Villepin victime de "lynchage"

Publié le par rezeid

"Le premier ministre Dominique de Villepin est victime d'une campagne de lynchage à cause de ses ambitions, Oui Villepin fait avancer la France dans la bonne direction: celle de la modernisation. On soutiendra toujours Villepin car nous croyons vraiment en sa politique. A un an des présidentielles il faut toujours faire des victimes, là c'est Villepin mais attention car cela peut se retourner vers leurs auteurs. Comment croire que Sarko ne connaissait pas l'affaire Clearstream en tant que ministre de l'intérieur. C'est une manipulation à grande échelle, en réalité c'est fait pour masquer l'affaire des frégates on sait tous que Sarko est impliqué.
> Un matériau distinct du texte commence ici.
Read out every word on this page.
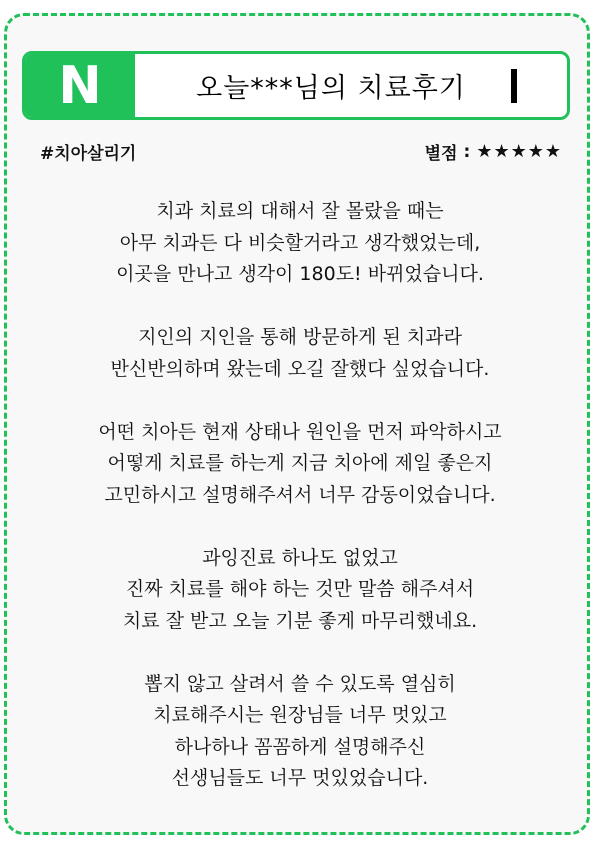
N	오늘***님의 치료후기
#치아살리기	별점 : ★★★★★
치과 치료의 대해서 잘 몰랐을 때는
아무 치과든 다 비슷할거라고 생각했었는데,
이곳을 만나고 생각이 180도! 바뀌었습니다.
지인의 지인을 통해 방문하게 된 치과라
반신반의하며 왔는데 오길 잘했다 싶었습니다.
어떤 치아든 현재 상태나 원인을 먼저 파악하시고
어떻게 치료를 하는게 지금 치아에 제일 좋은지
고민하시고 설명해주셔서 너무 감동이었습니다.
과잉진료 하나도 없었고
진짜 치료를 해야 하는 것만 말씀 해주셔서
치료 잘 받고 오늘 기분 좋게 마무리했네요.
뽑지 않고 살려서 쓸 수 있도록 열심히
치료해주시는 원장님들 너무 멋있고
하나하나 꼼꼼하게 설명해주신
선생님들도 너무 멋있었습니다.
Combien de temps le premier ministre va tenir, en tout cas nous le soutiendrons mais s'il décide de partir nous partirons avec lui vers de nouveaux horizons......" La France avance, la France se modernise, la France sort de l'immobilisme et c'est normal que ça pose problème....

Vive Villepin nous te soutiendrons jusqu'au bout"
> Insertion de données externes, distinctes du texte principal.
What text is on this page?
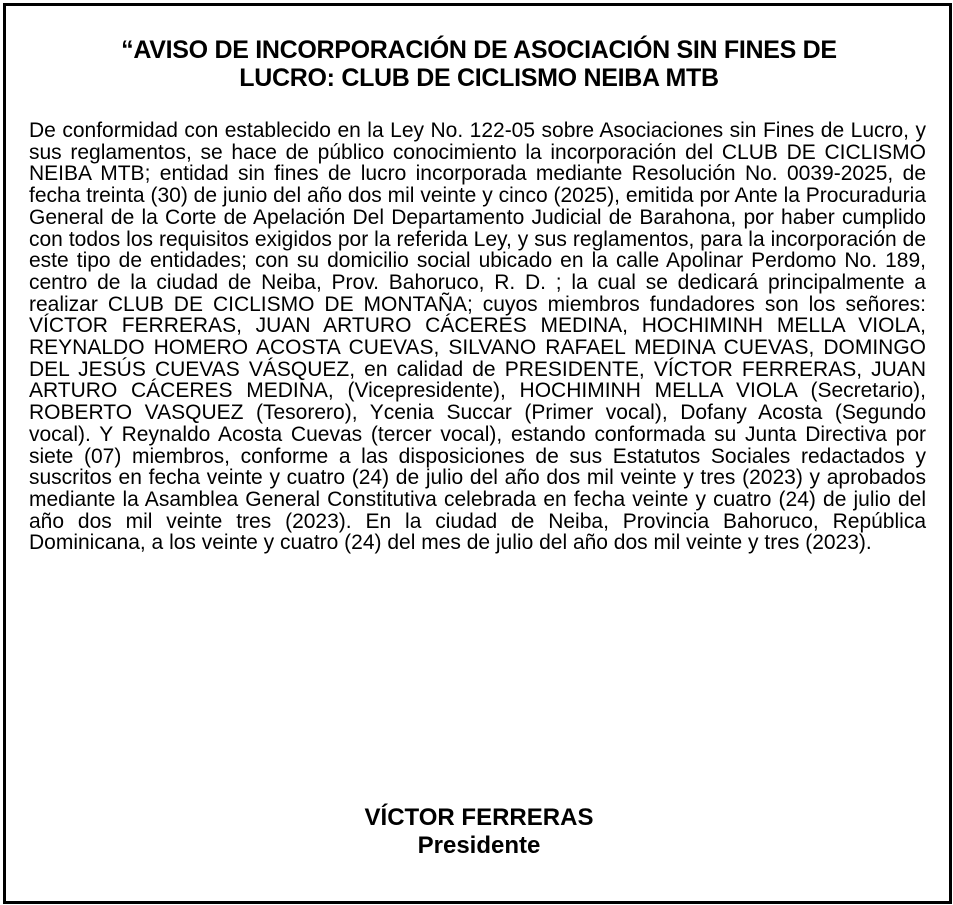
“AVISO DE INCORPORACIÓN DE ASOCIACIÓN SIN FINES DE
LUCRO: CLUB DE CICLISMO NEIBA MTB

De conformidad con establecido en la Ley No. 122-05 sobre Asociaciones sin Fines de Lucro, y sus reglamentos, se hace de público conocimiento la incorporación del CLUB DE CICLISMO NEIBA MTB; entidad sin fines de lucro incorporada mediante Resolución No. 0039-2025, de fecha treinta (30) de junio del año dos mil veinte y cinco (2025), emitida por Ante la Procuraduria General de la Corte de Apelación Del Departamento Judicial de Barahona, por haber cumplido con todos los requisitos exigidos por la referida Ley, y sus reglamentos, para la incorporación de este tipo de entidades; con su domicilio social ubicado en la calle Apolinar Perdomo No. 189, centro de la ciudad de Neiba, Prov. Bahoruco, R. D. ; la cual se dedicará principalmente a realizar CLUB DE CICLISMO DE MONTAÑA; cuyos miembros fundadores son los señores: VÍCTOR FERRERAS, JUAN ARTURO CÁCERES MEDINA, HOCHIMINH MELLA VIOLA, REYNALDO HOMERO ACOSTA CUEVAS, SILVANO RAFAEL MEDINA CUEVAS, DOMINGO DEL JESÚS CUEVAS VÁSQUEZ, en calidad de PRESIDENTE, VÍCTOR FERRERAS, JUAN ARTURO CÁCERES MEDINA, (Vicepresidente), HOCHIMINH MELLA VIOLA (Secretario), ROBERTO VASQUEZ (Tesorero), Ycenia Succar (Primer vocal), Dofany Acosta (Segundo vocal). Y Reynaldo Acosta Cuevas (tercer vocal), estando conformada su Junta Directiva por siete (07) miembros, conforme a las disposiciones de sus Estatutos Sociales redactados y suscritos en fecha veinte y cuatro (24) de julio del año dos mil veinte y tres (2023) y aprobados mediante la Asamblea General Constitutiva celebrada en fecha veinte y cuatro (24) de julio del año dos mil veinte tres (2023). En la ciudad de Neiba, Provincia Bahoruco, República Dominicana, a los veinte y cuatro (24) del mes de julio del año dos mil veinte y tres (2023).

VÍCTOR FERRERAS
Presidente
Il n'est pas question d'un remaniement" gouvernemental, a assuré samedi 6 mai l'entourage de Jacques Chirac qui a souligné que le chef de l'Etat faisait confiance au premier ministre et à son gouvernement pour continuer à conduire les affaires du pays. "Pour le président de la République, les choses sont claires. Il fait une confiance pleine et entière à Dominique de Villepin et à son gouvernement pour conduire la mission qu'il lui a confiée au service des Françaises et des Français", a-t-on souligné dans l'entourage de M. Chirac.

 

Un ministre fait la même analyse : "le président soutient le chef du gouvernement". Mais, dénonce-t-il auprès de l'AFP, "il existe un mécanisme de manipulation de l'opinion pour continuer d'affaiblir Dominique de Villepin. C'est du lynchage".

La mise au point élyséenne vise à stopper les spéculations qui s'amplifient sur un départ de Dominique de Villepin, englué dans la ténébreuse affaire Clearstream. Dans l'entourage du premier ministre, on assure par ailleurs que ce dernier ne veut pas entendre parler de remaniement, car "cela reviendrait à désigner des boucs émissaires".

Très complexe, le dossier devenu affaire d'Etat part d'une dénonciation calomnieuse par laquelle des politiques, dont Nicolas Sarkozy, ont été faussement accusés par un mystérieux corbeau de détenir des comptes occultes à l'étranger, via la société financière luxembourgeoise Clearstream.

UN PEU D'OXYGÈNE

Le soutien réaffirmé de M. Chirac pourrait donner un peu d'oxygène au premier ministre, à l'issue d'une semaine éprouvante qui l'a vu se défendre pied à pied, au parlement et lors de sa conférence de presse mensuelle, face aux "révélations" de presse, qualifiées par l'Elysée et Matignon de "feuilletons médiatiques".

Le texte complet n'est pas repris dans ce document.